There are things they don’t tell you about miscarriages. Or at least there are some things I never associated with having a miscarriage. Now, I feel foolish for not putting two and two together. The symptoms and side effects seem obvious. But, it’s not something anybody really WANTS to talk about is it? It’s not a conversation starter. You wouldn’t ask, “what were your symptoms?” Or “tell me about your experience.” Even today, in a society that is bringing more attention to miscarriage/still birth/baby loss, it still feels like a deeply personal, private experience.
I don’t speak for all women. I only speak for me. These are the things I was blindsided with.
The amount of fear I experienced when I started bleeding and cramping.
The crushing sense of devastation and loss I felt when the Dr. told me my uterus is what she would expect a two week pregnant uterus to look like…not a 7 week pregnant uterus.
The amount of anger I felt at the ER doctor.
The sense of surprise when I saw Emerson and Judah’s bodies on toilet paper. First because I didn’t know there was two. Second because I didn’t expect to see anything at all. I thought they would just pass as blood clots.

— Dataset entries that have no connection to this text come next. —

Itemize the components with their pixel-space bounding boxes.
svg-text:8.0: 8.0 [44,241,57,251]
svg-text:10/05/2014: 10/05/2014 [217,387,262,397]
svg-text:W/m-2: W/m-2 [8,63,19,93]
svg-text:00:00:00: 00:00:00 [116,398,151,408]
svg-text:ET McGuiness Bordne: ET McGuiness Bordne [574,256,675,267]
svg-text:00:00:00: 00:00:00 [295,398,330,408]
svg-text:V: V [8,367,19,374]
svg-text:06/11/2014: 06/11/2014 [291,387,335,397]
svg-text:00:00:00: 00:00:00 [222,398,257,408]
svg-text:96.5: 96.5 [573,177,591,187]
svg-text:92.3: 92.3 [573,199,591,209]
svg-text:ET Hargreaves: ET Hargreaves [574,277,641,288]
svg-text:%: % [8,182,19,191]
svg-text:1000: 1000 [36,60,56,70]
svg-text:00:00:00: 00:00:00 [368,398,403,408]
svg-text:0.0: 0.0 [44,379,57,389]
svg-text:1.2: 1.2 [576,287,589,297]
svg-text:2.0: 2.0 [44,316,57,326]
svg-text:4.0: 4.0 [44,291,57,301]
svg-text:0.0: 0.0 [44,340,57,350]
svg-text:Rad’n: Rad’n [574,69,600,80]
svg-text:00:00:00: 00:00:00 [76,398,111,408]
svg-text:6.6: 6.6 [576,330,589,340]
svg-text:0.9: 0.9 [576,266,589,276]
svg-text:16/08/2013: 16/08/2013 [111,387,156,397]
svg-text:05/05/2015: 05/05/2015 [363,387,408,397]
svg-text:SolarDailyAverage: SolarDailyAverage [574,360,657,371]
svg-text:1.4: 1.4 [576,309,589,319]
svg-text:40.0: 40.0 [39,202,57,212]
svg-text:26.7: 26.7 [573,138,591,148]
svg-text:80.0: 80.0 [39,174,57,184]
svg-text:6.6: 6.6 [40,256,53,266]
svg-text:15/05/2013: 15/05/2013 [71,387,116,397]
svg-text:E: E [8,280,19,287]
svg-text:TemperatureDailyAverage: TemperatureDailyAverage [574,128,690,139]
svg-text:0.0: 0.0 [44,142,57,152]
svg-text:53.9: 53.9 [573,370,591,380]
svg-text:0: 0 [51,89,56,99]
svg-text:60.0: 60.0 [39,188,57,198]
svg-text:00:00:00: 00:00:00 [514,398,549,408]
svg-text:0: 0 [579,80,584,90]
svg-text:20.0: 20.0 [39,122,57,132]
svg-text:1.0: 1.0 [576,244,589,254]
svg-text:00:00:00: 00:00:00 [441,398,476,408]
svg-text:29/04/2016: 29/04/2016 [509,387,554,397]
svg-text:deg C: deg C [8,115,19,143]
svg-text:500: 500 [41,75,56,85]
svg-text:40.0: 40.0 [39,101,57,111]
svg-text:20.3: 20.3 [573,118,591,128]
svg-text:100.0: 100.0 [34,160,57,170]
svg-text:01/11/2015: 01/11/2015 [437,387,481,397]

The physical pain. Worse than a period. Longer than a period. A constant reminder that my body was not pregnant…which just adds to the emotional pain.
The extra sadness I feel when I see a pregnant woman…or a baby…or a fox or a lion….
The fact that even though getting pregnant is sooooooo the furthest thing from my mind…I’m already scared of getting pregnant again.
The fact that I feel strong.
All of the support.
When I told David I had started cramping and bleeding together he asked if it was normal. He was trying to make me be calm…but I knew it wasn’t. I called and asked some family and friends and they tried to be encouraging as well. The first person to mention miscarriage was my midwife. She keeps it pretty straightforward.
I had hope when I went to the doctor’s office. I knew there couldn’t really be anything wrong. Maybe it was just a blood clot. Maybe I was losing one but the other would survive. (Still devastating.) Maybe they wouldn’t hear a heartbeat but I would come back next week and it would be there. Nothing could prepare me for the words, ‘there is no baby.’
I would really like to yell at that ER doc. She told me I shouldn’t worry about having a miscarriage because I don’t have a history of miscarriages. Go home, rest, and take Tylenol.
I am so grateful that I miscarried naturally and was able to see them. A lot of women don’t have that. But nobody told me that was a possibility. Maybe because I was so early. As unformed and misshapen as they were, they were stil perfect.
I should have expected that the physical pain would be horrid. You’re not only experiencing a period…you’re also losing an extra significant amount of tissue that was once a baby.
I won’t say I’m bitter towards pregnant women or babies. Or lions or foxes…I just get sadder because they’re a reminder of what I am not…and what I will not have by Christmas. And foxes were going to be their animal. Just like giraffes are Zara’s.
I want to get on birth control and never get off. I don’t know that I would be able to handle this again.
Even though I can’t stand without help at times I know I will survive this. And hopefully I will be able to be an encouragement and help to other women who may go through this in the future.
My husband. My mom. My midwife. My aunt. My dad. My brother. My sister in law. My other sister in law. My brother in law. My church. Friends and other various family. People I don’t even really know. They’re helping because they’ve never said anything or acted like Emerson and Judah weren’t real babies or this isn’t a real loss.
I don’t know if I can say I wish I had known these things or not. The anticipation of knowing what feelings were coming could have just made it worse. But maybe if I had known how one or two things were going to happen I would have done things differently. I wouldn’t have gone to the ER. I would have never wished for a d&c. I would have been better prepared when they made their appearance. I would have taken more Tylenol.
Kind of an abrupt ending but that is all I can write for today. It’s already 12.40 and I am already not sleeping well.
I love you Emerson and Judah. Forever.